In four days, I'll be picking a jury in the U.S. District Court for the Southern District of New York. What does this have to do with ashtanga? In a way, everything. In preparing for trial the last couple of months, my practice fell apart. I learned a lot from that. Does depression lead to a lack of practice, or does a lack of practice lead to depression? I don't know the answer to that, but I suspect it is yes to both questions. What I have learned is that without my practice, and my meditation, I am lost. I'd like to think my gurus are Sri K Pattabhi Jois and Sharath Rangaswamy, but in a way, my guru now is United States District Judge Laura Taylor Swain. By setting the trial early, she has become my personal trainer. Without my practice, I know I cannot do this job. I tried to do it without ashtanga, and I degenerated so rapidly that it scared me. So I am back to the mat again in earnest. Even though I am no more superficially "advanced" than I was before I spent 9 months in Mysore, I can tell that I am more "advanced" in ways that matter. I do each pose as if it is the only pose. For an hour and a half or so, I forget about who needs to be subpoenaed, or how we will get Exhibit K or W into evidence. Through practice, I remember that life is not good or bad based on winning or losing a trial.
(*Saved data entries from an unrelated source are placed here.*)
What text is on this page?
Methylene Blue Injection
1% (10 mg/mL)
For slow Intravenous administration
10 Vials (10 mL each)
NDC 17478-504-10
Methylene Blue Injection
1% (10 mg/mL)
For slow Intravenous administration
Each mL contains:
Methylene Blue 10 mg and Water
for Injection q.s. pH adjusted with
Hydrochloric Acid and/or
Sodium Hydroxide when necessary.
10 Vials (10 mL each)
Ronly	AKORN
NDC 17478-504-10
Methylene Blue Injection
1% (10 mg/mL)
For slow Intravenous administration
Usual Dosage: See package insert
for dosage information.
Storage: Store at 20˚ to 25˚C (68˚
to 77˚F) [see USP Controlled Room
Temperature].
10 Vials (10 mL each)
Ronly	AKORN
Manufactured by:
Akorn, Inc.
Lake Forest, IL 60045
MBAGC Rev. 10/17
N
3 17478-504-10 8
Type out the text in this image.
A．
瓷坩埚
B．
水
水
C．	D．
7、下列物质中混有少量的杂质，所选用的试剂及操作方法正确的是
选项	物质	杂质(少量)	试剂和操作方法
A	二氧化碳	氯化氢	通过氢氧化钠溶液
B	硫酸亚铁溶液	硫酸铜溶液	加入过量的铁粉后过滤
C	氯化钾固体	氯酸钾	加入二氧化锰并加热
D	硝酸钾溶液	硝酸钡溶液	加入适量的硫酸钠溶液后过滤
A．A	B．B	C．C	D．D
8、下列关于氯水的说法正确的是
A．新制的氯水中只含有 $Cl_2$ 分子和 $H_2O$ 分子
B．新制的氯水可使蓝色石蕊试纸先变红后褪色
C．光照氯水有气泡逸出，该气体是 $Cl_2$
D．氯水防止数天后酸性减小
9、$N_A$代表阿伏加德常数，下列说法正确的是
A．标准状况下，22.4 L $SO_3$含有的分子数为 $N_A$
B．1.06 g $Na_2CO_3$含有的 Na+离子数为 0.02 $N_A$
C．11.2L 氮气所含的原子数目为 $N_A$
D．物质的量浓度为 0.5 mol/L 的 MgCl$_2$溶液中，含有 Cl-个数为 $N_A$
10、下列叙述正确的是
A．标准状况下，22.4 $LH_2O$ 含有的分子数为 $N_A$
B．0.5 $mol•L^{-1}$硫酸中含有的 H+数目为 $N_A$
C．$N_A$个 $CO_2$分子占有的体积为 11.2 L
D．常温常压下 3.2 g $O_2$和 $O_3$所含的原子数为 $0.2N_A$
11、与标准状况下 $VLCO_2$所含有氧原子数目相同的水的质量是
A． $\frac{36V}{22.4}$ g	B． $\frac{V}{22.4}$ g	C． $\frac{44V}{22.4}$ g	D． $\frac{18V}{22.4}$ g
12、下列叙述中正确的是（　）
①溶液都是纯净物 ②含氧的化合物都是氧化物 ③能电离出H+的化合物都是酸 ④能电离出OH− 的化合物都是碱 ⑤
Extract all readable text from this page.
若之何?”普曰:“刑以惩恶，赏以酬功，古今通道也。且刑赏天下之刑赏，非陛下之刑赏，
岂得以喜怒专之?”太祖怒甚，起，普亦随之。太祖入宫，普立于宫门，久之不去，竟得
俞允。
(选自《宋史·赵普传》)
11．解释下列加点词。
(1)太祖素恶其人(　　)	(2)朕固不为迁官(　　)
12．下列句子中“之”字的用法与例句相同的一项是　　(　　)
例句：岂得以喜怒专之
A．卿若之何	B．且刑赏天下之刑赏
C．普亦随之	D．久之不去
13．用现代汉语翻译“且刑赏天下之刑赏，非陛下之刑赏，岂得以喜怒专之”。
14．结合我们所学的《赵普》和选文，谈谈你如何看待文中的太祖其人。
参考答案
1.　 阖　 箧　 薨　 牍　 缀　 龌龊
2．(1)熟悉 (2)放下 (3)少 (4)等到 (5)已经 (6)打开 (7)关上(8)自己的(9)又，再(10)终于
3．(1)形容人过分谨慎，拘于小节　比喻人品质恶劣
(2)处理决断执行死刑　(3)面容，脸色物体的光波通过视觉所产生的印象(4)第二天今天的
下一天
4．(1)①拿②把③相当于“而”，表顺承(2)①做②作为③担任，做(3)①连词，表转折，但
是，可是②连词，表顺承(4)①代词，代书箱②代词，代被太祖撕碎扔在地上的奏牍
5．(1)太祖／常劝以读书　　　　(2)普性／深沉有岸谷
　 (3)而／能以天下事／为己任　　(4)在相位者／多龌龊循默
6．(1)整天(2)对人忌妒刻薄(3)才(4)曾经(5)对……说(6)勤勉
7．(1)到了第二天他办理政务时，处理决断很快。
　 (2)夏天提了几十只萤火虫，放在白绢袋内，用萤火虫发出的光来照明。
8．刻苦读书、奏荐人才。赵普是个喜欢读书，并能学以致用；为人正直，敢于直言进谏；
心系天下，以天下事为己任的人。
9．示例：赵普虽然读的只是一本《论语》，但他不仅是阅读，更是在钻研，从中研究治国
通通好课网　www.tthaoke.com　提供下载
So I am going to call this trial an ashtanga trial. I wonder if I will be the first attorney to be practising ashtanga every day during the stresses of trying a case in front of a jury. I doubt it. But in any event, I have a feeling that no matter what happens, ashtanga will win. In a flash of insight during practice, I realized that the worst possible scenario is that I get stage fright and lose the case. So what? This is not a case about life or death. It's all about money. I am more likely to win with a steady practice, but if we lose, then the universe and I will be just fine.
On another note, I get a laugh from the fact that this blog has become an epicenter for Indian gay boys who want to hook up. At first I deleted the deluge of personal ads about dick size in the form of "comments." But then I got lazy and just let all of the "comments" go on. Now there are over a hundred "comments" from gays in nearly every state of India, asking for sex from just about anyone reading. To amuse myself, I did a Google search using the terms "gay" and "mysore." The first result was a link to this blog, followed by other links to it. I think it is funny that this little journal of my trips to Mysore has become a part of Indian culture, or counter-culture. Hey gay boys, have fun!
Hey Russell, did you know that your atom feed is no longer working? :)
Good luck on your trial!
Posted by: Julie | September 09, 2005 at 08:06 PM
What a coincidence! I also have a jury trial starting Monday. I doubt that i will try to practice every day like you, but you are not the only ashtangi lawyer going into a jury trial. My trial is also about money and I just refuse to work myself into a stress meltdown about it. Good luck with yours.